Driven by a passion for data analysis and optimization, I honed my skills in SQL, Python, and Spark at The University of New South Wales. With a strong foundation in data structures and problem-solving, I excel in transforming complex data into actionable insights. My academic projects demonstrate efficiency improvement, showcasing my analytical and innovative capabilities.
SQL
Python
Spark: rdd and df
Data structure and algorithm
C
Jupyter Notebook
About Spark:
①
Project name: Denoise-and-process-data-by-rdd-and-df
URL: https://github.com/Convergent-Fzx/Denoise-and-process-data-by-rdd-and-df
Description: This project aims to proficiently use two different methods—RDD and DataFrame—under the Spark framework to denoise and process messy data, and filter out data combinations that meet the requirements.
②
Project name: Denoising-data-by-using-mapreduce
URL: https://github.com/Convergent-Fzx/Denoising-data-by-using-mapreduce
Description: This project used MapReduce to filter, compute, and manipulate relatively clean datasets, utilizing jobconf and an external combiner to reduce time complexity, improve efficiency, and make the results clearer and more readable.
③
Project name: Calculate-jecardsimilarity-by-using-dataframe
URL: https://github.com/Convergent-Fzx/Calculate-jecardsimilarity-by-using-dataframe
Description: This project utilized the advanced PK-SORT algorithm under the Spark framework, employing prefix filtering to filter and compute large-scale data, significantly reducing time complexity and improving project efficiency.
About SQL:
Project name: unsw-datasystem
URL: https://github.com/Convergent-Fzx/unsw-datasystem
Description: Complete the filtering of project requirements in large-scale and complex database structures, and write functional search functions for the school's main database.
About Python:
Project name: labyrinth
URL: https://github.com/Convergent-Fzx/labyrinth
Description: Implemented multiple maze pathfinding algorithms using Python, fully solving algorithmic problems under different data structures.
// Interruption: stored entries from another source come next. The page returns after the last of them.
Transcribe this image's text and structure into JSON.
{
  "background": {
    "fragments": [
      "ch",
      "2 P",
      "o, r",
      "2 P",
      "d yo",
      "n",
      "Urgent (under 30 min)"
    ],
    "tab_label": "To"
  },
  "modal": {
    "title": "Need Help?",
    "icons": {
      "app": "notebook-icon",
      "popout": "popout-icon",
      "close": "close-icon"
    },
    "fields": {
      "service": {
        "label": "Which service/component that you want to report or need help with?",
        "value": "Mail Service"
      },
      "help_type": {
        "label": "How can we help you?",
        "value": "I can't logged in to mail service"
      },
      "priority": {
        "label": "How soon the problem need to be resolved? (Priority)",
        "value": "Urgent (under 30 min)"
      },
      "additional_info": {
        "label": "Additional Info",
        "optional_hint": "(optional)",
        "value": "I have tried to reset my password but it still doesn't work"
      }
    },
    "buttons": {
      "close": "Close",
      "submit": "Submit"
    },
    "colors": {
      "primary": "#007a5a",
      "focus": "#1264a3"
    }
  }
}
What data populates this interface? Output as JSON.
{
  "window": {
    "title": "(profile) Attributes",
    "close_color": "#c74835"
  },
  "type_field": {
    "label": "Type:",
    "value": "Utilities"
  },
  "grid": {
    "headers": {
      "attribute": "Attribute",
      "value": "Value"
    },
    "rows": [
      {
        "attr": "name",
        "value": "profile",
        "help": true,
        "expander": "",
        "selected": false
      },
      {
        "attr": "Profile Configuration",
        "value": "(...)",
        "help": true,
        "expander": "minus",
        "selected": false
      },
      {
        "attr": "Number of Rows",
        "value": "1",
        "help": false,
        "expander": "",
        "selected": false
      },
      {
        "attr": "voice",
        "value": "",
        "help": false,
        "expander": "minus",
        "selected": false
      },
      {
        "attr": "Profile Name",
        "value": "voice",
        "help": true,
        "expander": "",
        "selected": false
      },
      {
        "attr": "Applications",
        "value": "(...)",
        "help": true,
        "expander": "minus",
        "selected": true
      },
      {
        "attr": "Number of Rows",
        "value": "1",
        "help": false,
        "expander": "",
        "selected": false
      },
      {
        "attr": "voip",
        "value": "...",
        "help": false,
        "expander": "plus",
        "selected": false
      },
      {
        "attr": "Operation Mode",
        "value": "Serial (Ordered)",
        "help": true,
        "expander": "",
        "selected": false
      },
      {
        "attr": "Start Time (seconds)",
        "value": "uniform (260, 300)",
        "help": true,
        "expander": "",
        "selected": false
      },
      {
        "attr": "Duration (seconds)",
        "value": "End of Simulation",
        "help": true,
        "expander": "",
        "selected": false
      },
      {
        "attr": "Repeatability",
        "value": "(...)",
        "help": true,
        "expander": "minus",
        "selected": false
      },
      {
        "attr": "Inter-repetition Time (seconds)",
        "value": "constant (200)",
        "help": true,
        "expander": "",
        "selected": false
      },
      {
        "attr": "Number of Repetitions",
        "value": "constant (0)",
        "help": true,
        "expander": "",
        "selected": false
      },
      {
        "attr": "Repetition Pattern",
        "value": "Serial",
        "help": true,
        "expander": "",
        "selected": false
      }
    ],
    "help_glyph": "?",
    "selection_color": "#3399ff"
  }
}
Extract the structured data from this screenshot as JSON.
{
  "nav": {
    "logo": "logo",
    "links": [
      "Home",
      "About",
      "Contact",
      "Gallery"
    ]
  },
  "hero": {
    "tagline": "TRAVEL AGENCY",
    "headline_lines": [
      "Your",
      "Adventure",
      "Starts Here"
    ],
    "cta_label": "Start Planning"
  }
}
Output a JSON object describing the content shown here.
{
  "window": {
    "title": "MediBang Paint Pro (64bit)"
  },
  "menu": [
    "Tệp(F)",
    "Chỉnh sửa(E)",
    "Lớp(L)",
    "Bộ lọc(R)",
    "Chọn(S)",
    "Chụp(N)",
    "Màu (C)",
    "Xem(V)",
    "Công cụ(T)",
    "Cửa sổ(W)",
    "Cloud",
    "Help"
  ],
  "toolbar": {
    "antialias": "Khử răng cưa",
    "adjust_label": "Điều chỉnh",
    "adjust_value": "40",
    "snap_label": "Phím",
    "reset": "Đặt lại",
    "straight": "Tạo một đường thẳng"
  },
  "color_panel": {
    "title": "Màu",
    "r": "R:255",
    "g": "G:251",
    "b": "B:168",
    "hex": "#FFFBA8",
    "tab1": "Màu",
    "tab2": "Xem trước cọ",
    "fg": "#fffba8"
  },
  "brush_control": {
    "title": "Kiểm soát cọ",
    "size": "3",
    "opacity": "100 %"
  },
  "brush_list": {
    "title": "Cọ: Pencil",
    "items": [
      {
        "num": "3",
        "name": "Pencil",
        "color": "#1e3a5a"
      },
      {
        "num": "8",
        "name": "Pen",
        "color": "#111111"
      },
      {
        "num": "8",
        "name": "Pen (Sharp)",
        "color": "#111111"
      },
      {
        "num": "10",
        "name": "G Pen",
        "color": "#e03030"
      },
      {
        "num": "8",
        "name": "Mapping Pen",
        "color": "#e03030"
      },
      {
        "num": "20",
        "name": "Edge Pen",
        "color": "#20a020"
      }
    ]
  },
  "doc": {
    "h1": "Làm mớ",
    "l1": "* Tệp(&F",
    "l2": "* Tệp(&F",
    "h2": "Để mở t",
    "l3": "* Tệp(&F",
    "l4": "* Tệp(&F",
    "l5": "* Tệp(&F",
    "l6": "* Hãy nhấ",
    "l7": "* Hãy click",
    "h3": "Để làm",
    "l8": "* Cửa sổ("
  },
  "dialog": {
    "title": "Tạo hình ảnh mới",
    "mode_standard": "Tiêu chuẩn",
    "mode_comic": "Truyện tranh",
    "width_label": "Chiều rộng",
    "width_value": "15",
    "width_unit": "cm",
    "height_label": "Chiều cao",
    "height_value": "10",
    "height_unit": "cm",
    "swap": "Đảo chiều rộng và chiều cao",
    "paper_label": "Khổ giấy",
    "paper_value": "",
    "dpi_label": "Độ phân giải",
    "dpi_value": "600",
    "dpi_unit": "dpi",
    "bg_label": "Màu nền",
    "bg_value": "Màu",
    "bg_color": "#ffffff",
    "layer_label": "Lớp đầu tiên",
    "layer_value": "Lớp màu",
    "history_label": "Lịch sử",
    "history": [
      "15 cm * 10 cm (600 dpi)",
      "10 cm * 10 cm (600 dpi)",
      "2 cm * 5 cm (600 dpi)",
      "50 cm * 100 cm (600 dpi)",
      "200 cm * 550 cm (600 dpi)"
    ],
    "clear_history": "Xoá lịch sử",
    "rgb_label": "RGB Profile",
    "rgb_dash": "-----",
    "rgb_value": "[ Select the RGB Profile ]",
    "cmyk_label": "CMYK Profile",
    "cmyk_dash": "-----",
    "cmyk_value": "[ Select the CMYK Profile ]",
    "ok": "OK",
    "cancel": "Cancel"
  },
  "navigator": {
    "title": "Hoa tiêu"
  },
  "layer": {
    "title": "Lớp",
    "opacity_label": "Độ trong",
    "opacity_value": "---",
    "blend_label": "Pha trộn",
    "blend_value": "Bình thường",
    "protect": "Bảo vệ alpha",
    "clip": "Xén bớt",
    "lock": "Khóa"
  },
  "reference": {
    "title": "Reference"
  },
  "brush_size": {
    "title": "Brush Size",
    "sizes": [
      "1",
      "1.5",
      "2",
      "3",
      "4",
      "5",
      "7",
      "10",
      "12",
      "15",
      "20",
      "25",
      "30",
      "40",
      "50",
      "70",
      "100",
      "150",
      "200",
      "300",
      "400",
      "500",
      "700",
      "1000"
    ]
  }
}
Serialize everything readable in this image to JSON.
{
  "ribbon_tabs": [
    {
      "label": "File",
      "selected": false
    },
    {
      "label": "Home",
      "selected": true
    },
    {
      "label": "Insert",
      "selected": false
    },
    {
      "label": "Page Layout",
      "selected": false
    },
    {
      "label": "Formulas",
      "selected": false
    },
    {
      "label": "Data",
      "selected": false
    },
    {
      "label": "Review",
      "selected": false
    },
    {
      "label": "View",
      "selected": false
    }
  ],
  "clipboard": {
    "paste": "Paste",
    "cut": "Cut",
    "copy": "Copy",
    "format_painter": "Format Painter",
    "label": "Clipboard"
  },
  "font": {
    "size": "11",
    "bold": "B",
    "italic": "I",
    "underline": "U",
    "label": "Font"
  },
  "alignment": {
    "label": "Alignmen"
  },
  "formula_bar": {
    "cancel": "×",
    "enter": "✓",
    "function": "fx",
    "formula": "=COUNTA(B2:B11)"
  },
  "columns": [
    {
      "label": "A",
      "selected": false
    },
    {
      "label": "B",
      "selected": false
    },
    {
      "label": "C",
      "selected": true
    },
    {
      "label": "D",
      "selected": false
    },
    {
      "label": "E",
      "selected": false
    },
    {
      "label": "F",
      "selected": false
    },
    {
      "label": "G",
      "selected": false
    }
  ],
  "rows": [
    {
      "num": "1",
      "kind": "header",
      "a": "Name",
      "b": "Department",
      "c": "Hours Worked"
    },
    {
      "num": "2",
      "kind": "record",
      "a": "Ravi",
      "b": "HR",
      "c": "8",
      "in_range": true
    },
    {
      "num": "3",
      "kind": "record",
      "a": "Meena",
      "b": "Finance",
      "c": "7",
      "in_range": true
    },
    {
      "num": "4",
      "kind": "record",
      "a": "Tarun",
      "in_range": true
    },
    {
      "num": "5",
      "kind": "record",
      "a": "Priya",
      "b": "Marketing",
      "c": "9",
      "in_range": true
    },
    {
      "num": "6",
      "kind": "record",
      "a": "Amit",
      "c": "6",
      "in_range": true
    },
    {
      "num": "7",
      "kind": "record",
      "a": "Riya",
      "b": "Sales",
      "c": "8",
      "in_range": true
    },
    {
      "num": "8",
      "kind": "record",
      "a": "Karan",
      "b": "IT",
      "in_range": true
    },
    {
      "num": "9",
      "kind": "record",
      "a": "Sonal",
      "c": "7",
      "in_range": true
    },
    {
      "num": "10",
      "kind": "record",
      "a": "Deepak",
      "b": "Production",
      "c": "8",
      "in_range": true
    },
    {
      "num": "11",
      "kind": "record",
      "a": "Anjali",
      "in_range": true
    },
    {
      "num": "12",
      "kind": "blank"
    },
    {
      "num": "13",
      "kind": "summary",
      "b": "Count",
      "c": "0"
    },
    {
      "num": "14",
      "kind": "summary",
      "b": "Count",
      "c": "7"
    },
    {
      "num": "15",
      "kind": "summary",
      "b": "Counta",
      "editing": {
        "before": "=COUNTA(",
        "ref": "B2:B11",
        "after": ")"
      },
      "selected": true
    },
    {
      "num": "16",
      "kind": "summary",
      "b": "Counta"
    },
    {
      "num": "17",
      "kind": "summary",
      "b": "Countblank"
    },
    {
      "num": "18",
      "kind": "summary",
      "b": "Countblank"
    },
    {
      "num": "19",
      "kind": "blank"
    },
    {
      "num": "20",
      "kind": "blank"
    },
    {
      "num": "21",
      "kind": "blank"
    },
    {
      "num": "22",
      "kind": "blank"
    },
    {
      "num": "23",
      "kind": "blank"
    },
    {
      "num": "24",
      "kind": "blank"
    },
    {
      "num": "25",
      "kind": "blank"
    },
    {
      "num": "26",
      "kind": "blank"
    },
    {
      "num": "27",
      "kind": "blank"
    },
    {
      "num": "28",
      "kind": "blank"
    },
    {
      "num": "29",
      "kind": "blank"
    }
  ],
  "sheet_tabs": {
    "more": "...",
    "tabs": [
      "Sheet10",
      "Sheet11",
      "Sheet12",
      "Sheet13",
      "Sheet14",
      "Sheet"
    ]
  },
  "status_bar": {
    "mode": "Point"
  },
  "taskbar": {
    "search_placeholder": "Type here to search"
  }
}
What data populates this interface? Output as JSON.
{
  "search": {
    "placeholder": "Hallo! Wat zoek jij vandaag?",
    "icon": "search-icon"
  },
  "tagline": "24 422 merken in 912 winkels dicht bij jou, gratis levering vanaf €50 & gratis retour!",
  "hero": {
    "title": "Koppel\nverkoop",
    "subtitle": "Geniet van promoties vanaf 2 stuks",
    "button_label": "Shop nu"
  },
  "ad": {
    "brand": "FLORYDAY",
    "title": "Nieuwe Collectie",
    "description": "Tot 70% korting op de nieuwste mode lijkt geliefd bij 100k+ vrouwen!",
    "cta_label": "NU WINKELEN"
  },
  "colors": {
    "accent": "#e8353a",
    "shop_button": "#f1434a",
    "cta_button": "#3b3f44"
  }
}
The project required strong independent modeling and analytical skills.
About C:
Project name: pagerank and making crawler
URL: https://github.com/Convergent-Fzx/pagerank
Description: This project is an implementation of graph data structures and algorithms, including the PageRank algorithm and Dijkstra's shortest path algorithm. The main part of the project is a C program for managing graphs, allowing the creation of graphs, adding vertices and edges, and computing and displaying the results of graph algorithms like PageRank and shortest paths.
About jupyter notebook:
Project name:Fashion-items-classification
URL: https://github.com/Convergent-Fzx/Fashion-items-classification
Description: Using different models and structures, the project achieved the classification of different types of items (13 categories). In this project, classic training models such as VGG, HCNN, and ResNet were used to directly train the dataset. The project also employed semi-supervised learning, reinforcement learning, and transfer learning to enhance imbalanced datasets, improving model accuracy and significantly reducing training difficulty.